What does adequate health insurance cost for a 35-year-old family of 4 in a metro?
Scenario
Family: husband 35, wife 33, two children (8 and 5), metro tier-1, no pre-existing conditions. Target architecture: ₹15L base family floater + ₹50L super top-up with ₹10L deductible + ₹25L critical illness rider on primary earner
Inputs
- Family size
- 4
- Ci rider INR
- 25,00,000
- Super topup INR
- 50,00,000
- Base floater INR
- 15,00,000
- Primary earner age
- 35
- Super topup deductible INR
- 10,00,000
Calculation
- 1.
Base family floater ₹15L premium
family of 4, age 35 oldest → ₹24,000
- 2.
Super top-up ₹50L with ₹10L deductible premium
deductible structure keeps premium low → ₹6,500
- 3.
Critical Illness rider ₹25L on primary earner
standalone CI policy → ₹5,500
- 4.
Total architecture annual premium
sum → ₹36,000
- 5.
Section 80D deduction (old regime, parents not on policy)
₹25K cap → ₹25,000
- 6.
Effective premium for 30% slab in old regime
₹36K − ₹25K × 30% → ₹28,500
Conclusion
₹36,000/year delivers ₹15L base + ₹50L catastrophic + ₹25L critical illness coverage.
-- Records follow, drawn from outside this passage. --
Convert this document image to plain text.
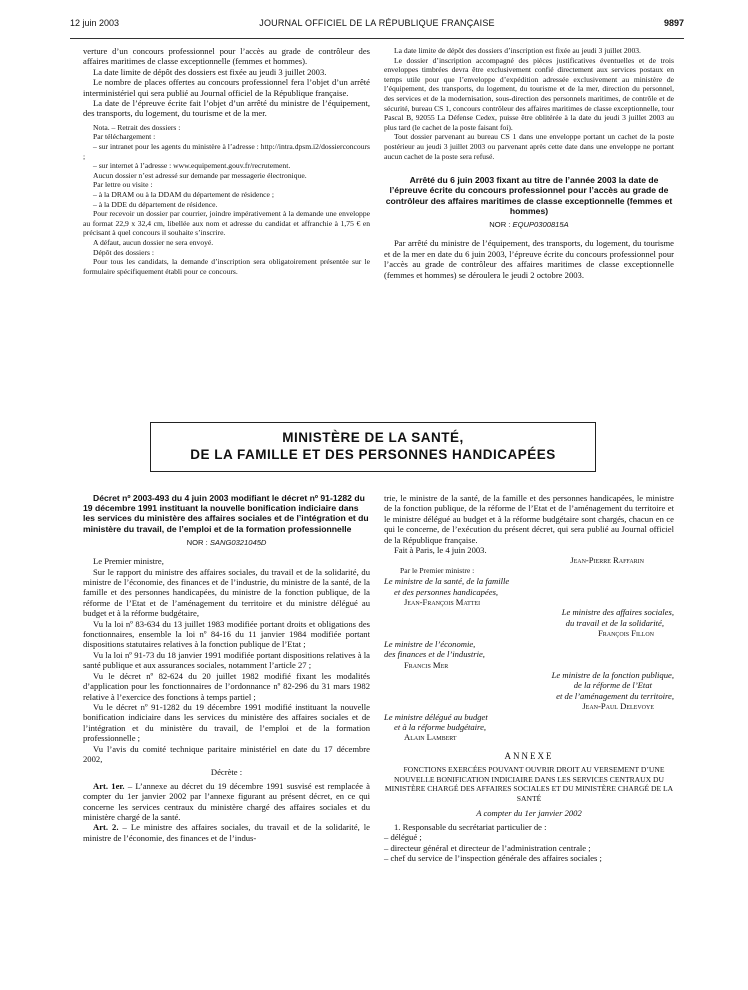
12 juin 2003	JOURNAL OFFICIEL DE LA RÉPUBLIQUE FRANÇAISE	9897

verture d’un concours professionnel pour l’accès au grade de contrôleur des affaires maritimes de classe exceptionnelle (femmes et hommes).

La date limite de dépôt des dossiers est fixée au jeudi 3 juillet 2003.

Le nombre de places offertes au concours professionnel fera l’objet d’un arrêté interministériel qui sera publié au Journal officiel de la République française.

La date de l’épreuve écrite fait l’objet d’un arrêté du ministre de l’équipement, des transports, du logement, du tourisme et de la mer.

Nota. – Retrait des dossiers :

Par téléchargement :

– sur intranet pour les agents du ministère à l’adresse : http://intra.dpsm.i2/dossierconcours ;

– sur internet à l’adresse : www.equipement.gouv.fr/recrutement.

Aucun dossier n’est adressé sur demande par messagerie électronique.

Par lettre ou visite :

– à la DRAM ou à la DDAM du département de résidence ;

– à la DDE du département de résidence.

Pour recevoir un dossier par courrier, joindre impérativement à la demande une enveloppe au format 22,9 x 32,4 cm, libellée aux nom et adresse du candidat et affranchie à 1,75 € en précisant à quel concours il souhaite s’inscrire.

A défaut, aucun dossier ne sera envoyé.

Dépôt des dossiers :

Pour tous les candidats, la demande d’inscription sera obligatoirement présentée sur le formulaire spécifiquement établi pour ce concours.

La date limite de dépôt des dossiers d’inscription est fixée au jeudi 3 juillet 2003.

Le dossier d’inscription accompagné des pièces justificatives éventuelles et de trois enveloppes timbrées devra être exclusivement confié directement aux services postaux en temps utile pour que l’enveloppe d’expédition adressée exclusivement au ministère de l’équipement, des transports, du logement, du tourisme et de la mer, direction du personnel, des services et de la modernisation, sous-direction des personnels maritimes, de contrôle et de sécurité, bureau CS 1, concours contrôleur des affaires maritimes de classe exceptionnelle, tour Pascal B, 92055 La Défense Cedex, puisse être oblitérée à la date du jeudi 3 juillet 2003 au plus tard (le cachet de la poste faisant foi).

Tout dossier parvenant au bureau CS 1 dans une enveloppe portant un cachet de la poste postérieur au jeudi 3 juillet 2003 ou parvenant après cette date dans une enveloppe ne portant aucun cachet de la poste sera refusé.

Arrêté du 6 juin 2003 fixant au titre de l’année 2003 la date de l’épreuve écrite du concours professionnel pour l’accès au grade de contrôleur des affaires maritimes de classe exceptionnelle (femmes et hommes)

NOR : EQUP0300815A

Par arrêté du ministre de l’équipement, des transports, du logement, du tourisme et de la mer en date du 6 juin 2003, l’épreuve écrite du concours professionnel pour l’accès au grade de contrôleur des affaires maritimes de classe exceptionnelle (femmes et hommes) se déroulera le jeudi 2 octobre 2003.

MINISTÈRE DE LA SANTÉ,
DE LA FAMILLE ET DES PERSONNES HANDICAPÉES

Décret nº 2003-493 du 4 juin 2003 modifiant le décret nº 91-1282 du 19 décembre 1991 instituant la nouvelle bonification indiciaire dans les services du ministère des affaires sociales et de l’intégration et du ministère du travail, de l’emploi et de la formation professionnelle

NOR : SANG0321045D

Le Premier ministre,

Sur le rapport du ministre des affaires sociales, du travail et de la solidarité, du ministre de l’économie, des finances et de l’industrie, du ministre de la santé, de la famille et des personnes handicapées, du ministre de la fonction publique, de la réforme de l’Etat et de l’aménagement du territoire et du ministre délégué au budget et à la réforme budgétaire,

Vu la loi nº 83-634 du 13 juillet 1983 modifiée portant droits et obligations des fonctionnaires, ensemble la loi nº 84-16 du 11 janvier 1984 modifiée portant dispositions statutaires relatives à la fonction publique de l’Etat ;

Vu la loi nº 91-73 du 18 janvier 1991 modifiée portant dispositions relatives à la santé publique et aux assurances sociales, notamment l’article 27 ;

Vu le décret nº 82-624 du 20 juillet 1982 modifié fixant les modalités d’application pour les fonctionnaires de l’ordonnance nº 82-296 du 31 mars 1982 relative à l’exercice des fonctions à temps partiel ;

Vu le décret nº 91-1282 du 19 décembre 1991 modifié instituant la nouvelle bonification indiciaire dans les services du ministère des affaires sociales et de l’intégration et du ministère du travail, de l’emploi et de la formation professionnelle ;

Vu l’avis du comité technique paritaire ministériel en date du 17 décembre 2002,

Décrète :

Art. 1er. – L’annexe au décret du 19 décembre 1991 susvisé est remplacée à compter du 1er janvier 2002 par l’annexe figurant au présent décret, en ce qui concerne les services centraux du ministère chargé des affaires sociales et du ministère chargé de la santé.

Art. 2. – Le ministre des affaires sociales, du travail et de la solidarité, le ministre de l’économie, des finances et de l’indus-

trie, le ministre de la santé, de la famille et des personnes handicapées, le ministre de la fonction publique, de la réforme de l’Etat et de l’aménagement du territoire et le ministre délégué au budget et à la réforme budgétaire sont chargés, chacun en ce qui le concerne, de l’exécution du présent décret, qui sera publié au Journal officiel de la République française.

Fait à Paris, le 4 juin 2003.

Jean-Pierre Raffarin
Par le Premier ministre :
Le ministre de la santé, de la famille
et des personnes handicapées,
Jean-François Mattei
Le ministre des affaires sociales,
du travail et de la solidarité,
François Fillon
Le ministre de l’économie,
des finances et de l’industrie,
Francis Mer
Le ministre de la fonction publique,
de la réforme de l’Etat
et de l’aménagement du territoire,
Jean-Paul Delevoye
Le ministre délégué au budget
et à la réforme budgétaire,
Alain Lambert
ANNEXE

FONCTIONS EXERCÉES POUVANT OUVRIR DROIT AU VERSEMENT D’UNE NOUVELLE BONIFICATION INDICIAIRE DANS LES SERVICES CENTRAUX DU MINISTÈRE CHARGÉ DES AFFAIRES SOCIALES ET DU MINISTÈRE CHARGÉ DE LA SANTÉ

A compter du 1er janvier 2002

1. Responsable du secrétariat particulier de :

– délégué ;

– directeur général et directeur de l’administration centrale ;

– chef du service de l’inspection générale des affaires sociales ;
For old-regime 30%-slab filers, effective post-tax cost is ~₹28,500/year. This is the architecture that protects a corpus against single-year medical events.
Tradeoffs
Parents (especially 60+) should NOT be added to this floater — that would raise premium 2-3× and depleting risk. Carve them into separate senior citizen policies. New regime filers lose the 80D deduction, raising effective cost to ₹36K — still cheap insurance against ₹50L+ catastrophic events.